Current treatment strategies for pediatric ALL are associated with acute and long-term neurotoxicity. The incidence of acute and subacute neurotoxicity during pediatric ALL therapy potentially jeopardizes treatment efficacy, while long-term neurocognitive impairment profoundly affects quality of life in survivors of ALL. Emerging evidence indicates that Latino patients may be particularly susceptible to these adverse side effects of therapy. In fact, we recently reported that Latino patients with ALL experience acute and subacute neurotoxic events at a rate far exceeding their non-Latino counterparts [8]. Some evidence suggests that acute toxicity predisposes affected individuals to long-term neurocognitive and behavior complications as survivors [30]; therefore, Latino survivors may be particularly vulnerable.

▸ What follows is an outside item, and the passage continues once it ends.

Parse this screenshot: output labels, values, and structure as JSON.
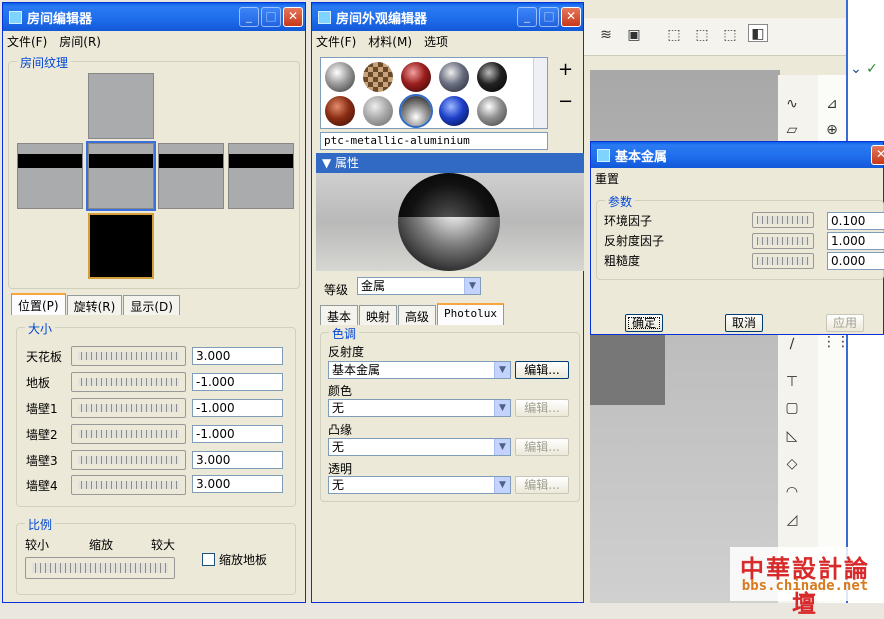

Unfortunately, studies of neurotoxicity during pediatric ALL therapy have largely neglected Latino populations. Future well-designed studies are needed to characterize neurotoxicity outcomes in Latino patients, while considering factors associated with disparities in cognitive performance in the general population, including SES and acculturation. Ultimately, a better understanding of the various factors likely responsible for disparities in neurotoxicity, including inherited genetic variation, clinical characteristics, and sociocultural differences, is needed to improve outcomes for Latino populations.